The Story of Tchale:    Burn Victim

                 

(click on a picture to enlarge)

The little girl lay on her stomach, resting her head on a small copy of the New Testament.  Six-year old Tchale Pierre had burns from the middle of her back all the way down to her toes.  Deep, penetrating third-degree burns.  Villagers infected with malaria, typhoid and tuberculosis lay in beds just inches away.  Welcome to the mountain village of Pignon, Haiti.

Presentation Sisters and Associates help support the Haiti Medical Mission of Fargo-Moorhead, a surgical team that travels to the same village every year to perform cleft-lip, burn, tumor and OB/GYN surgery for its residents.  The trip in January was the team's sixth visit.  The small village has no electricity or running water.  A generator powers the operating room at the hospital made of cinder block.
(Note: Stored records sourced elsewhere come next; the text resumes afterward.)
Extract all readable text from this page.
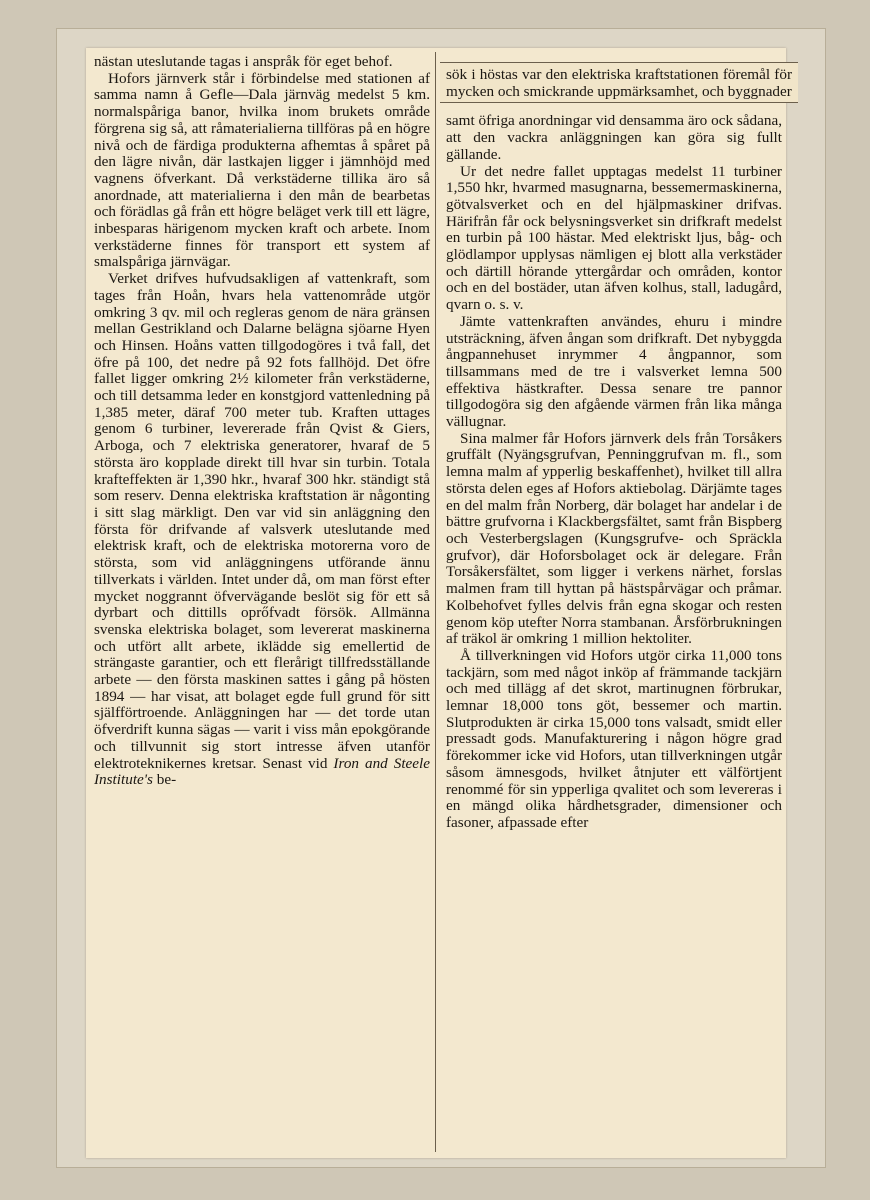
nästan uteslutande tagas i anspråk för eget behof.

Hofors järnverk står i förbindelse med stationen af samma namn å Gefle—Dala järnväg medelst 5 km. normalspåriga banor, hvilka inom brukets område förgrena sig så, att råmaterialierna tillföras på en högre nivå och de färdiga produkterna afhemtas å spåret på den lägre nivån, där lastkajen ligger i jämnhöjd med vagnens öfverkant. Då verkstäderne tillika äro så anordnade, att materialierna i den mån de bearbetas och förädlas gå från ett högre beläget verk till ett lägre, inbesparas härigenom mycken kraft och arbete. Inom verkstäderne finnes för transport ett system af smalspåriga järnvägar.

Verket drifves hufvudsakligen af vattenkraft, som tages från Hoån, hvars hela vattenområde utgör omkring 3 qv. mil och regleras genom de nära gränsen mellan Gestrikland och Dalarne belägna sjöarne Hyen och Hinsen. Hoåns vatten tillgodogöres i två fall, det öfre på 100, det nedre på 92 fots fallhöjd. Det öfre fallet ligger omkring 2½ kilometer från verkstäderne, och till detsamma leder en konstgjord vattenledning på 1,385 meter, däraf 700 meter tub. Kraften uttages genom 6 turbiner, levererade från Qvist & Giers, Arboga, och 7 elektriska generatorer, hvaraf de 5 största äro kopplade direkt till hvar sin turbin. Totala krafteffekten är 1,390 hkr., hvaraf 300 hkr. ständigt stå som reserv. Denna elektriska kraftstation är någonting i sitt slag märkligt. Den var vid sin anläggning den första för drifvande af valsverk uteslutande med elektrisk kraft, och de elektriska motorerna voro de största, som vid anläggningens utförande ännu tillverkats i världen. Intet under då, om man först efter mycket noggrannt öfvervägande beslöt sig för ett så dyrbart och dittills oprőfvadt försök. Allmänna svenska elektriska bolaget, som levererat maskinerna och utfört allt arbete, ikläddе sig emellertid de strängaste garantier, och ett flerårigt tillfredsställande arbete — den första maskinen sattes i gång på hösten 1894 — har visat, att bolaget egde full grund för sitt själfförtroende. Anläggningen har — det torde utan öfverdrift kunna sägas — varit i viss mån epokgörande och tillvunnit sig stort intresse äfven utanför elektroteknikernes kretsar. Senast vid Iron and Steele Institute's be-

sök i höstas var den elektriska kraftstationen föremål för mycken och smickrande uppmärksamhet, och byggnader

samt öfriga anordningar vid densamma äro ock sådana, att den vackra anläggningen kan göra sig fullt gällande.

Ur det nedre fallet upptagas medelst 11 turbiner 1,550 hkr, hvarmed masugnarna, bessemermaskinerna, götvalsverket och en del hjälpmaskiner drifvas. Härifrån får ock belysningsverket sin drifkraft medelst en turbin på 100 hästar. Med elektriskt ljus, båg- och glödlampor upplysas nämligen ej blott alla verkstäder och därtill hörande yttergårdar och områden, kontor och en del bostäder, utan äfven kolhus, stall, ladugård, qvarn o. s. v.

Jämte vattenkraften användes, ehuru i mindre utsträckning, äfven ångan som drifkraft. Det nybyggda ångpannehuset inrymmer 4 ångpannor, som tillsammans med de tre i valsverket lemna 500 effektiva hästkrafter. Dessa senare tre pannor tillgodogöra sig den afgående värmen från lika många vällugnar.

Sina malmer får Hofors järnverk dels från Torsåkers gruffält (Nyängsgrufvan, Penninggrufvan m. fl., som lemna malm af ypperlig beskaffenhet), hvilket till allra största delen eges af Hofors aktiebolag. Därjämte tages en del malm från Norberg, där bolaget har andelar i de bättre grufvorna i Klackbergsfältet, samt från Bispberg och Vesterbergslagen (Kungsgrufve- och Spräckla grufvor), där Hoforsbolaget ock är delegare. Från Torsåkersfältet, som ligger i verkens närhet, forslas malmen fram till hyttan på hästspårvägar och pråmar. Kolbehofvet fylles delvis från egna skogar och resten genom köp utefter Norra stambanan. Årsförbrukningen af träkol är omkring 1 million hektoliter.

Å tillverkningen vid Hofors utgör cirka 11,000 tons tackjärn, som med något inköp af främmande tackjärn och med tillägg af det skrot, martinugnen förbrukar, lemnar 18,000 tons göt, bessemer och martin. Slutprodukten är cirka 15,000 tons valsadt, smidt eller pressadt gods. Manufakturering i någon högre grad förekommer icke vid Hofors, utan tillverkningen utgår såsom ämnesgods, hvilket åtnjuter ett välförtjent renommé för sin ypperliga qvalitet och som levereras i en mängd olika hårdhetsgrader, dimensioner och fasoner, afpassade efter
Because the little girl's burns were so severe, we decided we could not do skin grafting because of the lack of blood supply in the village (no refrigeration).  So we got on the satellite phone and began calling the states, and arranged to get her to the Shriner's Burn Center in Texas.  But one problem: how to get her there.  She could not sit up.  She had to lay.  We arranged for a missionary plane to airlift her to Florida and then we hired an air ambulance with a nurse to bring her to Texas.  She is getting skin grafts and treatment there.  Doctors gave her two weeks to live without the medical care...infections were setting in.

So many kids are burned in the village.  Mothers still use outdoor cooking fires to make meals of rice and beans, and the children often trip and fall into the flames.  Sadly, we had to leave behind a ten-year old boy who was burned just as badly as Tchale.

But the success stories are many.  Kids with cleft lips go home with a new face...a chance to go to school.  And what a blessing to see the work of the Presentation Sisters.  Every year they donate money to our mission so that I can buy goats for single mothers in the village.  I saw the goats, met the mothers and saw what an impact these little animals have.  Last year's goats had babies recently, and so the circle continues.

We will keep you all posted on the progress of the little burned girl.

Donations are being accepted at any State Bank of Fargo under "The Tchale Fund, Burned Haitian Girl."  We are trying to raise ten thousand dollars to pay for the medical airlift and her joyous return to Haiti.  I hope to go!!